This yields, for example, θν = 0.9668 for r = 28 km and θν = 0.7695 for r = 22 km.

Throughout this test, the radial mesh is the same as in the previous tests, deploying Nr = 128 grid points. We vary the number of angular mesh points as ${N}_{{\theta }_{\nu }}=30$, 40, and 60 to see the resolution dependence.

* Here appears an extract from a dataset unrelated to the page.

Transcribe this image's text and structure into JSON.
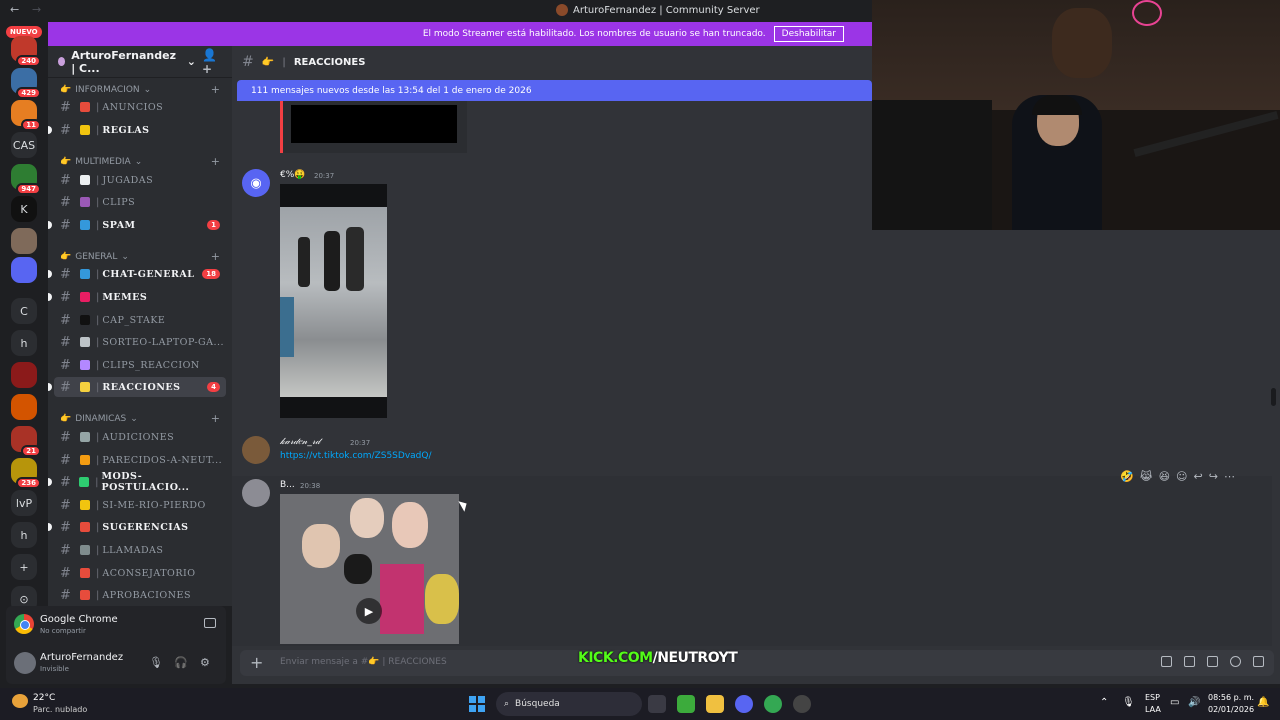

Figure 13 shows the angular distribution in momentum space as a function of the radius r for ${N}_{{\theta }_{\nu }}=60$. The white dashed curves are the reference geodesic curves calculated in Appendix C, drawn from the source to the radius that the massless particles reach at the time of the snapshot. The left panel shows the result at the coordinate time t = 4 × 10−4 s with the source located at r = 28 km. In this case, the source is sitting outside the photon sphere (r = 26 km), and the neutrinos propagate radially outward. The right panel shows the result at t = 1.5 × 10−4 s with the source located at r = 22 km, i.e., inside the photon sphere, and the geodesic goes radially inward. The broadening of the beam is again apparent, which is inevitable, as the mesh size is finite, and in the latter case in particular, there are a fraction of neutrinos going radially outward due to the numerical diffusion. Nevertheless, most of the neutrinos propagate consistently with the geodesic curves in both cases. We may hence claim that our code can also handle the advection in the rotating spacetime.

Figure 13.

Figure 13. Angular neutrino distributions along the geodesic curve on the equatorial plane as a function of the radius r in the Kerr spacetime. The left panel is the result at time t = 4 × 10−4 s, with the source located at r = 28 km outside the photon sphere. The right panel is the result at time t = 1.5 × 10−4 s, with the source located at r = 22 km inside the photon sphere. The white dashed curves are the reference geodesic curves drawn from the source to the radius that the massless particles reach at the time of the snapshot.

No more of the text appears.